ECONOMIA USA, TIMIDI SEGNALI DI RIPRESA

15 Maggio 2009, di Redazione Wall Street Italia

In aprile i prezzi al consumo negli Stati Uniti sono rimasti invariati, mentre la produzione industriale e’ scesa al ritmo piu’ moderato degli ultimi sei mesi, offrendo un ulteriore segnale del graduale rallentamento della contrazione economica.

La definitiva scomparsa delle pressioni inflative e’ stata un effetto della profonda recessione in cui e’ piombato il Paese, con l’incremento dei tagli al personale che ha impedito ai salari di crescere, mentre la debole domanda dei consumatori ha messo un freno all’aumento dei prezzi.

Alcuni economisti temono che la contrazione dei prezzi si faccia sempre piu’ intensa, ma la maggior parte non vede un pericolo di questo tipo, reputando assai remota tale eventualita’, considerando in particolare la forza e decisione con cui la Federal Reserve ha risposto per risolvere l’attuale crisi economica.

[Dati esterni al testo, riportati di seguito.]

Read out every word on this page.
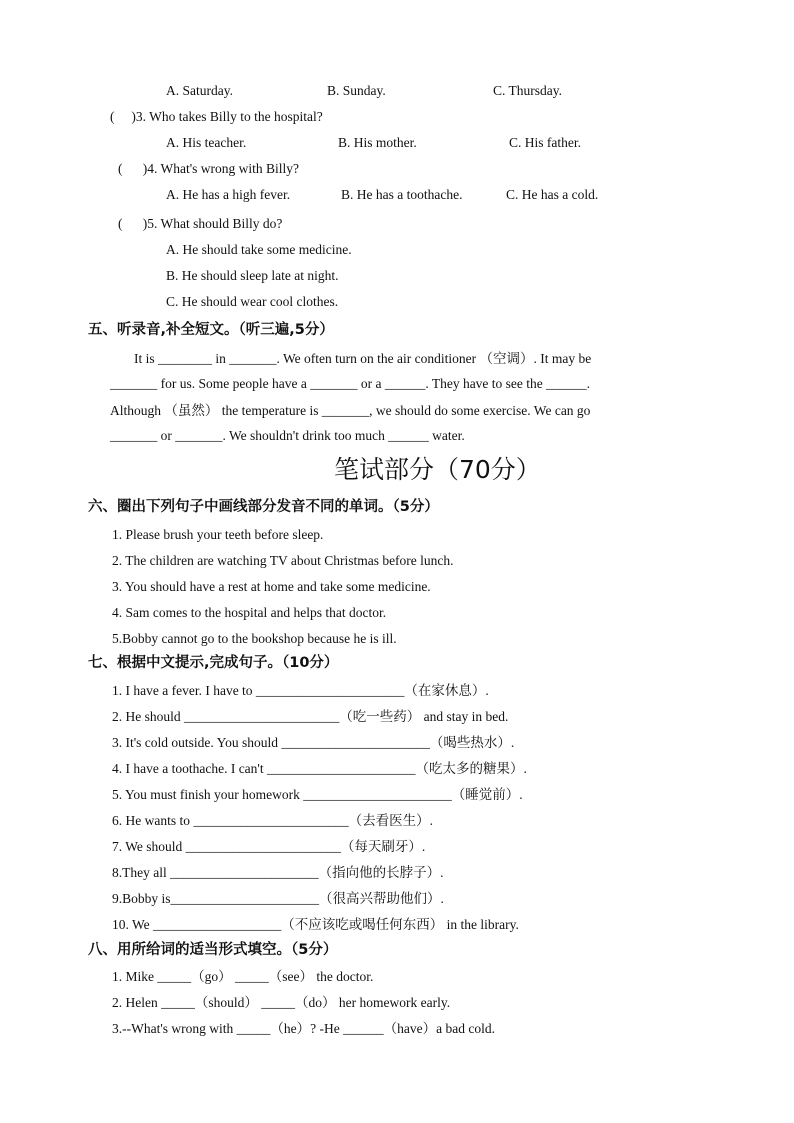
A. Saturday.	B. Sunday.	C. Thursday.
(     )3. Who takes Billy to the hospital?
A. His teacher.	B. His mother.	C. His father.
(      )4. What's wrong with Billy?
A. He has a high fever.	B. He has a toothache.	C. He has a cold.
(      )5. What should Billy do?
A. He should take some medicine.
B. He should sleep late at night.
C. He should wear cool clothes.
五、听录音,补全短文。（听三遍,5分）
It is ________ in _______. We often turn on the air conditioner （空调）. It may be
_______ for us. Some people have a _______ or a ______. They have to see the ______.
Although （虽然） the temperature is _______, we should do some exercise. We can go
_______ or _______. We shouldn't drink too much ______ water.
笔试部分（70分）
六、圈出下列句子中画线部分发音不同的单词。（5分）
1. Please brush your teeth before sleep.
2. The children are watching TV about Christmas before lunch.
3. You should have a rest at home and take some medicine.
4. Sam comes to the hospital and helps that doctor.
5.Bobby cannot go to the bookshop because he is ill.
七、根据中文提示,完成句子。（10分）
1. I have a fever. I have to ______________________（在家休息）.
2. He should _______________________（吃一些药） and stay in bed.
3. It's cold outside. You should ______________________（喝些热水）.
4. I have a toothache. I can't ______________________（吃太多的糖果）.
5. You must finish your homework ______________________（睡觉前）.
6. He wants to _______________________（去看医生）.
7. We should _______________________（每天刷牙）.
8.They all ______________________（指向他的长脖子）.
9.Bobby is______________________（很高兴帮助他们）.
10. We ___________________（不应该吃或喝任何东西） in the library.
八、用所给词的适当形式填空。（5分）
1. Mike _____（go） _____（see） the doctor.
2. Helen _____（should） _____（do） her homework early.
3.--What's wrong with _____（he）? -He ______（have）a bad cold.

Il Dipartimento del Lavoro ha riferito che l’indice CPI ha registrato una variazione nulla il mese scorso, dopo aver subito un rallentamento dello 0,1% in marzo, risultando in sintonia con le attese del mercato. La prova dell’inflazione rispecchia il continuo deprezzamento di energia e alimentari. Per questi ultimi si e’ trattato della terza contrazione di fila, mentre i costi energertici hanno registrato un calo per il secondo mese consecutivo. Nell’ultimo anno i prezzi al consumo sono scivolati complessivamente dello -0.7%, il rallentamento piu’ marcato su base annuale da giugno 1957.

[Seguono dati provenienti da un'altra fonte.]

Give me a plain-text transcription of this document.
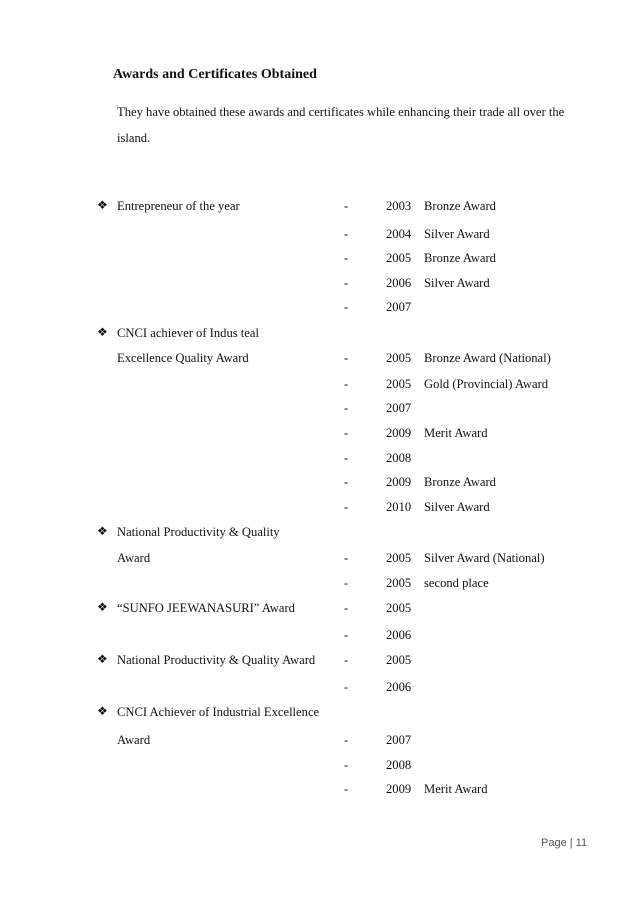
Awards and Certificates Obtained
They have obtained these awards and certificates while enhancing their trade all over the island.
❖ Entrepreneur of the year	-	2003 Bronze Award
-	2004 Silver Award
-	2005 Bronze Award
-	2006 Silver Award
-	2007
❖ CNCI achiever of Indus teal
Excellence Quality Award	-	2005 Bronze Award (National)
-	2005 Gold (Provincial) Award
-	2007
-	2009 Merit Award
-	2008
-	2009 Bronze Award
-	2010 Silver Award
❖ National Productivity & Quality
Award	-	2005 Silver Award (National)
-	2005 second place
❖ “SUNFO JEEWANASURI” Award	-	2005
-	2006
❖ National Productivity & Quality Award -	2005
-	2006
❖ CNCI Achiever of Industrial Excellence
Award	-	2007
-	2008
-	2009 Merit Award
Page | 11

L’inflazione core, che esclude gli elementi piu’ volatili come alimentari ed enbergia, e’ cresciuta dello 0,3%, il maggiore rialzo da luglio dell’anno scorso. Tuttavia, il 40% del rialzo di aprile e’ da ascrivere al balzo dei prezzi del tabacco, conseguenza dell’incremento delle tasse federali.

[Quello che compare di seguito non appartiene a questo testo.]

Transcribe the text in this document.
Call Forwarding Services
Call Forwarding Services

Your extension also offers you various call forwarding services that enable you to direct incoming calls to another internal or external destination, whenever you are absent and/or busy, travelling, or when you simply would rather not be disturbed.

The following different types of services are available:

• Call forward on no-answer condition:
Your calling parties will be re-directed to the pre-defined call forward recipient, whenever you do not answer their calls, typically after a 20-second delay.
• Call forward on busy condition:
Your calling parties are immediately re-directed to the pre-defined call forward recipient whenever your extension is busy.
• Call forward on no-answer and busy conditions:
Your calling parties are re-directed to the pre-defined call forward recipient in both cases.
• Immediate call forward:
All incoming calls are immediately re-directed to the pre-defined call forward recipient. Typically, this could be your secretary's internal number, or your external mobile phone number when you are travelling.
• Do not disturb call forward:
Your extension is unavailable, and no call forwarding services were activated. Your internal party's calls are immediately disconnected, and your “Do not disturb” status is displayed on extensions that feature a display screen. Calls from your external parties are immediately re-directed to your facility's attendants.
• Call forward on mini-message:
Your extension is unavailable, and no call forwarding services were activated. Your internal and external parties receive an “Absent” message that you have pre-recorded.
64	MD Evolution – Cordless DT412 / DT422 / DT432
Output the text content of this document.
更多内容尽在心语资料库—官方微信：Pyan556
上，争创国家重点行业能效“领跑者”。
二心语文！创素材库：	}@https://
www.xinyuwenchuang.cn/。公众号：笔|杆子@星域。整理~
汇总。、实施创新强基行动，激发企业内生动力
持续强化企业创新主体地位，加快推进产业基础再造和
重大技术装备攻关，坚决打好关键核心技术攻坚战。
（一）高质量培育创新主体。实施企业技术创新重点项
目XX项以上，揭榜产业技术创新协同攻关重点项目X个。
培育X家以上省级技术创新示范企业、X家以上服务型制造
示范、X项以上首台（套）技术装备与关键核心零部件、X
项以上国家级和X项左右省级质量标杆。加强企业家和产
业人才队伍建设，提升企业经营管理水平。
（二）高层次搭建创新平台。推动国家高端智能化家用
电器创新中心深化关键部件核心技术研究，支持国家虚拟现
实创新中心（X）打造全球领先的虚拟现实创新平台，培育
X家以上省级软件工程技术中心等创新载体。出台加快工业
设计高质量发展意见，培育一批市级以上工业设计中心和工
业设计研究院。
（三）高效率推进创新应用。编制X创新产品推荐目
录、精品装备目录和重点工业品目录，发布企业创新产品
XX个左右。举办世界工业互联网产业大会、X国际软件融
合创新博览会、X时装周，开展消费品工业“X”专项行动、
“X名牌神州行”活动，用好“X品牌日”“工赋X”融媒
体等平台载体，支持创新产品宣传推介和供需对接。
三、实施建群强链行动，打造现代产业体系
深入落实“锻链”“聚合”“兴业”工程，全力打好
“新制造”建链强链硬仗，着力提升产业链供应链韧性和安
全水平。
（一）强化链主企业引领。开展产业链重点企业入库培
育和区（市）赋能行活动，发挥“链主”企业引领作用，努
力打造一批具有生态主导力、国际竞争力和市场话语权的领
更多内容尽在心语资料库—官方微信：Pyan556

La maggior parte degli economisti ritiene che l’inflazione non rappresentera’ una minaccia ancora per molto tempo. I prezzi alla produzione hanno registrato un rialzo dello 0,3% in aprile, ma sono calati del 3,7% negli ultimi 12 mesi, la flessione piu’ accentuata dal 1950. E’ ormai dalla Grande Depressione degli anni ’30 che non si vede un periodo destabilizzante per quanto riguarda i livelli di deflazione, anche se il Giappone ha attraversato un periodo di forti pressioni deflative negli anni 1990.

Sempre oggi la Fed ha annunciato che la produzione delle fabbriche, delle miniere e delle aziende di servizi pubblici del Paese e’ scesa dello 0.5% in aprile, dopo il calo dell’1.7% visto in marzo (dato rivisto al ribasso da -1.5%) e quello dell’1% registrato in febbraio. Gli analisti si attendevano un calo dello 0.6% il mese scorso. Tuttavia dal report emerge che l’attivita’ industriale rimane comunque debole. La produzione e’ infatti calata in 15 degli ultimi 17 mesi da quando la recessione e’ iniziata, a dicembre 2007, e da allora e’ in ribasso del 16%.

“Nel complesso e’ l’ennesimo report che conferma che l’economia sta ancora attraversando una fase di contrazione, ma che tale flessione e’ in moderazione. Tuttavia siamo ancora lontani da una ripresa”, ha commentato in una nota Paul Ashworth, senior economist Usa di Capital Economics.